I am a contractor experienced in standard framing. I have a framing idea that is not standard.   I am planning on making an addition to my living room. It will be a reverse A frame cathedral 16' wide 12' deep. The whole 16' will be open into the house with a post off center at 4'.  I want it to be as open as possible. I have an idea to move the header up higher. Cut off the over hang on the trusses and attach the beam at the cut off with floor joists hangers.  It is fairly large common  trusses 35' span.  I dont see why it wouldn't work but i have not seen it done so i wanted a 2nd opinion.  The only issue i can see is that the corners of the beam will be sticking above the of the addition roof at the ends.  Depending on how much of the corner sticks up i may have to drop the beam a little.  Is there guide lines on how much of the corner can be cut off?   The beam will most likely be on the outside of the existing house supported by the addition foundation. 

Does any one see any other issues with this?  

Thanks


----------



## nealtw (Jul 30, 2012)

When adjusting trusses, our inspecters would send you off for an engineers report.
Cutting the top of the beam would likely not be allowed. The truss company could check your trusses and supply proper hangers and maybe engineer the beam. Or have them build a gerder truss instead of a beam, it could have tapered ends.
You are likely going to hand frame your roof, I would have them build the valley set to go over the original trusses, they are so easy.


----------



## guyod (Jul 30, 2012)

Thanks 
I dont see how cutting off the overhang of a truss is structually adjusting it but i have heard inspectors say crazier things. I did some more research and found out that simpson makes a special truss hanger. It is shorter but very heavy duty.  10 nails on each side into the beam.  

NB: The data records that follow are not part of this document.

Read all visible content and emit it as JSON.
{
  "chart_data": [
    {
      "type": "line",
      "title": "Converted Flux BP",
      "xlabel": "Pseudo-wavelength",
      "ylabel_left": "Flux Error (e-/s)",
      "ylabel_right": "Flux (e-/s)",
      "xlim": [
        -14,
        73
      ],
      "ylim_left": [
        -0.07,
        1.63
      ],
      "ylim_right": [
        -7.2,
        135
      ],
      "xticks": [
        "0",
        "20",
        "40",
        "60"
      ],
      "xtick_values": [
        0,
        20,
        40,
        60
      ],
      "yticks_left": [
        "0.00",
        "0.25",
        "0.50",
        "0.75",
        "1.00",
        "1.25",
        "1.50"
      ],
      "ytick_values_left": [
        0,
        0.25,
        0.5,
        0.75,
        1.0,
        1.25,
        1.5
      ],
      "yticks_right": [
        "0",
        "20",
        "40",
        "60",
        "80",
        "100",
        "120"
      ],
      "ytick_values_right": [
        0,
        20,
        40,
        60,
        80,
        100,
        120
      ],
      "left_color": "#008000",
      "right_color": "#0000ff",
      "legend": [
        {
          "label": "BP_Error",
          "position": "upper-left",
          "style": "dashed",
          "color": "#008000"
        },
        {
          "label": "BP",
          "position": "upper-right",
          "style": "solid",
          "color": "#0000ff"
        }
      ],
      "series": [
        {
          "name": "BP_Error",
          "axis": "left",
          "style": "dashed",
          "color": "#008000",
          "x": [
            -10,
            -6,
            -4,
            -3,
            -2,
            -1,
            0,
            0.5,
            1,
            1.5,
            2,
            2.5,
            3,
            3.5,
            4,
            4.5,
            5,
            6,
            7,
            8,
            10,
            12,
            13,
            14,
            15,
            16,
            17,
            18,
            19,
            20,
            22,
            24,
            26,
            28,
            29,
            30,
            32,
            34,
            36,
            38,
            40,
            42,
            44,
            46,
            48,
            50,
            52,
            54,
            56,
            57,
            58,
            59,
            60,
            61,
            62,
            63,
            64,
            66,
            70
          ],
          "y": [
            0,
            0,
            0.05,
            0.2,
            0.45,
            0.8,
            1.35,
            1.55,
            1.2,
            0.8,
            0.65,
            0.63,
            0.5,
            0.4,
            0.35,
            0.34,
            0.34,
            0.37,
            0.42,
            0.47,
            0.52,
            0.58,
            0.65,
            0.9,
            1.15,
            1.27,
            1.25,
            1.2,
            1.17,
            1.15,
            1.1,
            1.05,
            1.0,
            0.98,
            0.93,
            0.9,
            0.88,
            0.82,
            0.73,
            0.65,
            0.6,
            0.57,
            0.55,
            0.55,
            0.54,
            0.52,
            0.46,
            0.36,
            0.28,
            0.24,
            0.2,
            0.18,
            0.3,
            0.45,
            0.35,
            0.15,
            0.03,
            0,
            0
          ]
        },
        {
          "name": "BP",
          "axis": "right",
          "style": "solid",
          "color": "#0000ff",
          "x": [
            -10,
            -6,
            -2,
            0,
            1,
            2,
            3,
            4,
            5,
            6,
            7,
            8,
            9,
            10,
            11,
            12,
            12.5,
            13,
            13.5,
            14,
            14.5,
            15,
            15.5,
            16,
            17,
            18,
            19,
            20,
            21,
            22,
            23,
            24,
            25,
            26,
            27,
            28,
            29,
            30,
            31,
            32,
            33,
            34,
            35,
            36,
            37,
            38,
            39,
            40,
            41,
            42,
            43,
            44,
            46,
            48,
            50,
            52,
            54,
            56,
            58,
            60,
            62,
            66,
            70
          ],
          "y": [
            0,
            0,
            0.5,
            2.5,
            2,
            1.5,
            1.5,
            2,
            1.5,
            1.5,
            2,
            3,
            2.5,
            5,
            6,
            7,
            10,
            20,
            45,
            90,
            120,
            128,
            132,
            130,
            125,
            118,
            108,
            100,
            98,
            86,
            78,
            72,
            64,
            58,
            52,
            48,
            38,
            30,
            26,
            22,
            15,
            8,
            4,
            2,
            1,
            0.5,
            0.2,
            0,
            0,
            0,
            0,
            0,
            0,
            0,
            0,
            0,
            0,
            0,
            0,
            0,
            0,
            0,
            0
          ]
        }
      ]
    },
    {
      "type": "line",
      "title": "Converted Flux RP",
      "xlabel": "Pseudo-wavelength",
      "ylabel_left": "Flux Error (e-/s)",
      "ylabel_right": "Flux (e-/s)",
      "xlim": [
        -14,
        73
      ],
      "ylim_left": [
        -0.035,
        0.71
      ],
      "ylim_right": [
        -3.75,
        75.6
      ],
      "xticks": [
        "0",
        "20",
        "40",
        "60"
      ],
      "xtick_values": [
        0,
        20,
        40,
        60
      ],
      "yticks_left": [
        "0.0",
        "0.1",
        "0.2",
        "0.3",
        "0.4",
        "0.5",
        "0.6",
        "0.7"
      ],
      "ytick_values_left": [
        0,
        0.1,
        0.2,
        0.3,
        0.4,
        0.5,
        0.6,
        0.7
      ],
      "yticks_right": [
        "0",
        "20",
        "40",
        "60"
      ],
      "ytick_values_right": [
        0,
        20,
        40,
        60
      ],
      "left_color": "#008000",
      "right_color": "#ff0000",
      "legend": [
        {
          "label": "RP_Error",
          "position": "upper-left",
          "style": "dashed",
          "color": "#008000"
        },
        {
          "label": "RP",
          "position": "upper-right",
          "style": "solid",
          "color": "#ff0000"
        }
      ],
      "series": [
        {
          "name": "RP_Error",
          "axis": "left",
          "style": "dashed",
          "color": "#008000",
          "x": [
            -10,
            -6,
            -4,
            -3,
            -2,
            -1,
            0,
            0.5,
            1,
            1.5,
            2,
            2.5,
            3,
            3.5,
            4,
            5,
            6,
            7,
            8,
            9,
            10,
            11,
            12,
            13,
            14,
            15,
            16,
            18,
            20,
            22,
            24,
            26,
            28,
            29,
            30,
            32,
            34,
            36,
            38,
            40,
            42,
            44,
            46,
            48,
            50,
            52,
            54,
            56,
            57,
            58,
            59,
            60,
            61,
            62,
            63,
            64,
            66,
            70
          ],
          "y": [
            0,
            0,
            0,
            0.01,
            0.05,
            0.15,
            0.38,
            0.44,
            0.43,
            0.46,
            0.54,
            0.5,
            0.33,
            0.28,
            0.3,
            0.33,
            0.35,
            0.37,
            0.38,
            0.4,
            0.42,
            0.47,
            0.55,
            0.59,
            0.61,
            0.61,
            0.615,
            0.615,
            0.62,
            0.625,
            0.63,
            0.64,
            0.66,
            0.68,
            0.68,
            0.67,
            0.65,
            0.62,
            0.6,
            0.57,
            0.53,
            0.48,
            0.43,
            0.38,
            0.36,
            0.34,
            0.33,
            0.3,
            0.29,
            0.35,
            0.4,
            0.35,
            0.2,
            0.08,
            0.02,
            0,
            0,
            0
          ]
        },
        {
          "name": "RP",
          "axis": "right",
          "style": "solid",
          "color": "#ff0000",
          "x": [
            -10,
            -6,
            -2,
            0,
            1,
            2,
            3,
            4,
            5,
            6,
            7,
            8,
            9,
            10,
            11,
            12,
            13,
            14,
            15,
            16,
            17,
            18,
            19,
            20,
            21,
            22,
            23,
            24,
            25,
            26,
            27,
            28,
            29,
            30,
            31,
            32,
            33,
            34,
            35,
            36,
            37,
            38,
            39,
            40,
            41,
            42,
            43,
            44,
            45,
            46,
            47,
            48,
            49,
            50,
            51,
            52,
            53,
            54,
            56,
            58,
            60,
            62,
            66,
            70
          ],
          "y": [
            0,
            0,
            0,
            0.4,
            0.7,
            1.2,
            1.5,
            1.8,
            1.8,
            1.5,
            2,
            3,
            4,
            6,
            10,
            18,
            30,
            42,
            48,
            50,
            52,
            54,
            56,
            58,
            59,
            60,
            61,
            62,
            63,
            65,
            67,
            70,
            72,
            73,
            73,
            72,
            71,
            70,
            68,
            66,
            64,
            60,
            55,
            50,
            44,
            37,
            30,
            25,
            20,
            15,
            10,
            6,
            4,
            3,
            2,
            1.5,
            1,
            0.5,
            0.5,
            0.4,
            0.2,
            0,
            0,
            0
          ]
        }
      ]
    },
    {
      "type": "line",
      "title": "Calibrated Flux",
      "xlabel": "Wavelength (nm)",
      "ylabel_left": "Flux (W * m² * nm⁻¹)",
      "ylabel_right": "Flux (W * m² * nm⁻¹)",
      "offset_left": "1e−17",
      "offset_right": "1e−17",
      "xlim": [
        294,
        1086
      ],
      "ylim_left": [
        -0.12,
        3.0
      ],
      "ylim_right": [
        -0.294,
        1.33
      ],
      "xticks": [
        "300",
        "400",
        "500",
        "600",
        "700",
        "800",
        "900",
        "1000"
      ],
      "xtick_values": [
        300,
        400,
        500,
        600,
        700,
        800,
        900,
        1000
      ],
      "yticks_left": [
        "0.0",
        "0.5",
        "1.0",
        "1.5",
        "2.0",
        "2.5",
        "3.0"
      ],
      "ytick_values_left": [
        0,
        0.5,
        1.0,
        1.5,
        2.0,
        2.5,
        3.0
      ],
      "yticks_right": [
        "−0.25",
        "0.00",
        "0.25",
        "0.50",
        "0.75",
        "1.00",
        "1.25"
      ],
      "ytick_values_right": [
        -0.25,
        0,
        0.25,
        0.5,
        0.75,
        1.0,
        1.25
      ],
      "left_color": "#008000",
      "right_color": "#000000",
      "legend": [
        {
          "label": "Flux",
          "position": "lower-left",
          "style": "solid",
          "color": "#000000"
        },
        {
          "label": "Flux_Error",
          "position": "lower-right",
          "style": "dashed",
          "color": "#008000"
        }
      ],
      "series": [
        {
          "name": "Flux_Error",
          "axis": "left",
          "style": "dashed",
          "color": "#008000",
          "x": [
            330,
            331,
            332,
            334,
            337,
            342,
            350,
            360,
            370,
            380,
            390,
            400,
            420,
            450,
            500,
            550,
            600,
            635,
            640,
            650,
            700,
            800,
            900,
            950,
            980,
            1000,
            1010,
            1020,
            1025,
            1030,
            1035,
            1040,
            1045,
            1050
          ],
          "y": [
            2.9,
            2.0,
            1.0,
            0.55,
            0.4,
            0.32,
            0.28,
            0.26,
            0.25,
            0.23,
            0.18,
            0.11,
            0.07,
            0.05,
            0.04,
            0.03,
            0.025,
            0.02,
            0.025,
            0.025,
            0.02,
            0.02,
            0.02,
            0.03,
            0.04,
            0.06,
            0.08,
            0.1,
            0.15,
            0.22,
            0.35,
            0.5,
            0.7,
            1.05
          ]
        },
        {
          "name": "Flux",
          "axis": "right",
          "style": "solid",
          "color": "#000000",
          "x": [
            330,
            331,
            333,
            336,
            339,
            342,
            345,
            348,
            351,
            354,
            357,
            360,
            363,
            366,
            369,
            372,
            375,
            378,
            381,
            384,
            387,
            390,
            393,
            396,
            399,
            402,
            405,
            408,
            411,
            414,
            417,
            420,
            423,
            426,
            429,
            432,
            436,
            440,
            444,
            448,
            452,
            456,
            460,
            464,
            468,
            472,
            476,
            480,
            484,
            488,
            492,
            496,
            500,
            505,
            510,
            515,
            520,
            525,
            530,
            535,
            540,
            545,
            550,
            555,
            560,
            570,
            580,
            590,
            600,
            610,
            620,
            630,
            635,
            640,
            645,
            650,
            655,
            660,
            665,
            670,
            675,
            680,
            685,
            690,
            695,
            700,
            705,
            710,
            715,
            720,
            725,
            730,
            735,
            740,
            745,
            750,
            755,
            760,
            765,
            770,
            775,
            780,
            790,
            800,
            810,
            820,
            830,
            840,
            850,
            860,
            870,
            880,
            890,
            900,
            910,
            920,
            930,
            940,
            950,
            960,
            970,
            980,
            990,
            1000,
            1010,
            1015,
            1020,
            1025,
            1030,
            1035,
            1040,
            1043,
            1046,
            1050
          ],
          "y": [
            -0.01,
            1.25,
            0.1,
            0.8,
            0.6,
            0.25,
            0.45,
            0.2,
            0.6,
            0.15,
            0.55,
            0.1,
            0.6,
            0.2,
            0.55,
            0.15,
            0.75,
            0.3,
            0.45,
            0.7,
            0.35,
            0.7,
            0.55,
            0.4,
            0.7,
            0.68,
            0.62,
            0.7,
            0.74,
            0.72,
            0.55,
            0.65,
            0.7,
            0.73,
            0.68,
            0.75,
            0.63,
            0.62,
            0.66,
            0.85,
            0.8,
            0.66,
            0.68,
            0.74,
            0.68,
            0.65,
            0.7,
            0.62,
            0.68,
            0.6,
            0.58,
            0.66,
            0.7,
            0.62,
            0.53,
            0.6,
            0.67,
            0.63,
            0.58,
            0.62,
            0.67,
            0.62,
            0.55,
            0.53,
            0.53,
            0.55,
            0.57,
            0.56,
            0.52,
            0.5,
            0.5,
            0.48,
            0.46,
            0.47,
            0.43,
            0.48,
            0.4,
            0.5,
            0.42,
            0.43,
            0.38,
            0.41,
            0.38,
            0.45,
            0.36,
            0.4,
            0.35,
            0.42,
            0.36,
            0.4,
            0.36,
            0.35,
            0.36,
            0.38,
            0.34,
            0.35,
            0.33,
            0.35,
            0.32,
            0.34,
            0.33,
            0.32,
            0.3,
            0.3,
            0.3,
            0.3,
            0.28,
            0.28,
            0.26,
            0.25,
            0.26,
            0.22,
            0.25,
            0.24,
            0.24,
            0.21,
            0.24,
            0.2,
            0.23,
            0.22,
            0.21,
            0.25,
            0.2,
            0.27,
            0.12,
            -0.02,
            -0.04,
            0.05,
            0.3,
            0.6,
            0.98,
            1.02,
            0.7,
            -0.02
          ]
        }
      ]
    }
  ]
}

I also found a guideline on how much you can cut off the top corner of a beam.  I was suprised how much can be removed.  half the height tappered to 3 times the height.  

I was going to hand frame the roof its fairly small roof but it may be better it just to get scissor trusses.  The ridge beam would add more weight to the header beam and the front will be all windows with quad doors so that would mean more heavy duty headers.  

As long as i can order the valley set right it would be alot quicker.  if im ordering the trusses it should be easier.


----------



## nealtw (Jul 30, 2012)

Your trusses are designed to sit on a 3 1/2" or a 5 1/2" wall and a truss company will supply  different hangers depending on truss design and the loads on them. Usually a girder truss will be cheaper than a beam. It's fine to find where you can cut the beam but an engineers report would still be required. With a sisser truss, they could raise the heal cut to hide the beam, which may be required to maintain the same gutter line with a lower pitch roof.


----------



## BridgeMan (Aug 3, 2012)

Before getting too far into such a project, you would do well talking with the AHJ people to see what they will require.  And most will require stamped documents from a registered P.E. before giving anything of this nature (not the norm) their blessing.


----------